The Jersey government, which said it was not in a position to comment on the specifics of the Greenfields allegations, hasinvited the league's inspectors to visit at the end of this month.
A Welsh Newspaper has this report:
 
Former Welshpool High School pupil Simon Bellwood blew the whistle on "abusive" child care practice on the island in January 2007 and 13 months later the grim remains of a child's body were discovered under a thick concrete floor inside the Victorian mansion – leading to the bricked-up cellar of the Haut de la Garenne children's home being excavated amid fears of a communal burial.

Mr Bellwood, 33, grew up in Maesmawr, near Guilsfield, and as a child attended Leighton Primary School before going on to Welshpool High School.

After leaving secondary school in the early 1990s Mr Bellwood went on to work as a social worker for Powys Youth Service and The Orchard School, near Buttington.

Mr Bellwood eventually left the area in his late teens but regularly returns to visit his mother, Rachael Compton, and step-father, Chris Compton, who still live in Welshpool.
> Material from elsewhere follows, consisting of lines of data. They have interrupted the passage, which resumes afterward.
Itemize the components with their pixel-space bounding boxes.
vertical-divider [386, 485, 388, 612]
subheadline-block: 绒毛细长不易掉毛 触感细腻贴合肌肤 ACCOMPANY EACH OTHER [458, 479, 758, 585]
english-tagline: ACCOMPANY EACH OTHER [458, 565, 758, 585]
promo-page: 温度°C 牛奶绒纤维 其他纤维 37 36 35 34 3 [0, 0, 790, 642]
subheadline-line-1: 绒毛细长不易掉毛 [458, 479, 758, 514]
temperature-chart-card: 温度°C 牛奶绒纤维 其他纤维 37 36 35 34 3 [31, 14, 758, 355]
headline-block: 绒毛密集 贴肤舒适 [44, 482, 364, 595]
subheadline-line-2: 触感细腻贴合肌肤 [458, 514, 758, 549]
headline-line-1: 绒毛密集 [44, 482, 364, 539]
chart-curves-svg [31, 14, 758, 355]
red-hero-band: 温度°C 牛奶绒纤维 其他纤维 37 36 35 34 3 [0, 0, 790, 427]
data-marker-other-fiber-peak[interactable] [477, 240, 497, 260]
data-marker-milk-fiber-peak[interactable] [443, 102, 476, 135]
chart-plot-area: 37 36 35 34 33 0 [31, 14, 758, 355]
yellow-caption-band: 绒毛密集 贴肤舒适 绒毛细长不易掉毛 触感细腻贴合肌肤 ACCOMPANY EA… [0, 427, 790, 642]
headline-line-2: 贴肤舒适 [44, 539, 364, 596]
His step-father, Chris, runs a business in Castle Caereinion that specialises in rebuilding pre-war Alvis sports/competition cars.

Mr Bellwood, who claims he was sacked after making a complaint about a "Dickensian" system in a secure unit where children as young as 11 years old were routinely locked up for 24 hours or more in solitary confinement, says he has lifted the lid on 50 years of child abuse.

He suggested that children in Jersey were being put at risk in child care services because of deficient practice, poor staff training, lack of external scrutiny of services and a "culture of fear" preventing staff from speaking out.

After taking the job of centre manager at the Greenfield secure unit in Jersey in August 2006, Mr Bellwood quickly found himself "criticised for having a problem with punishment" when he raised concerns about holding children in solitary confinement in a policy then in place known as Grand Prix (French for Great Prize).

Bellwood described how children were put on four levels according their behaviour – qualifier, grid, track and pits – those unlucky enough to be considered for the 'pits' category would spend 24 hours in solitary confinement for repeated bad
behaviour.

Mr Bellwood withdrew the policy within a couple of months of arriving in Jersey, but when elements of it were revived while he was away from the unit in January 2007 he submitted a formal complaint against the practice.

However, Mr Bellwood's complaint was not upheld and as a result he claims he was put on gardening leave and then dismissed in May 2007 on the grounds of incapability – a charge he strongly disputes.

"I was trying to offer the therapeutic environment I had been told they wanted, but the harsh truth was that punishment and fear had worked so well in the past that the senior managers saw no reason to change anything," he said.

"If I had known that I would be powerless to change their punitive practices and that I would be expected to put these vulnerable young people into single separation for hours or days at a time, I would never have taken the job."
 

 
This is London has:
 

Social worker Simon Bellwood, 33, who claims he was sacked as a care home manager after voicing concerns about the home, said the lid was about to be lifted on "50 years of child abuse" in Jersey.

He said child services on the island had been plagued by a "Dickensian" system of abuse unchecked because Jersey is not governed by British law or European Union legislation.

Jersey is a crown dependency, not part of the UK but owing allegiance to the British crown. It is largely self-governing and has its own legislative assembly, legal system, courts and police service.

The UK government has historically assumed responsibility for its defence and international relations and only has power to intervene in domestic affairs if there is a "grave breakdown or failure in the administration of justice or civil order."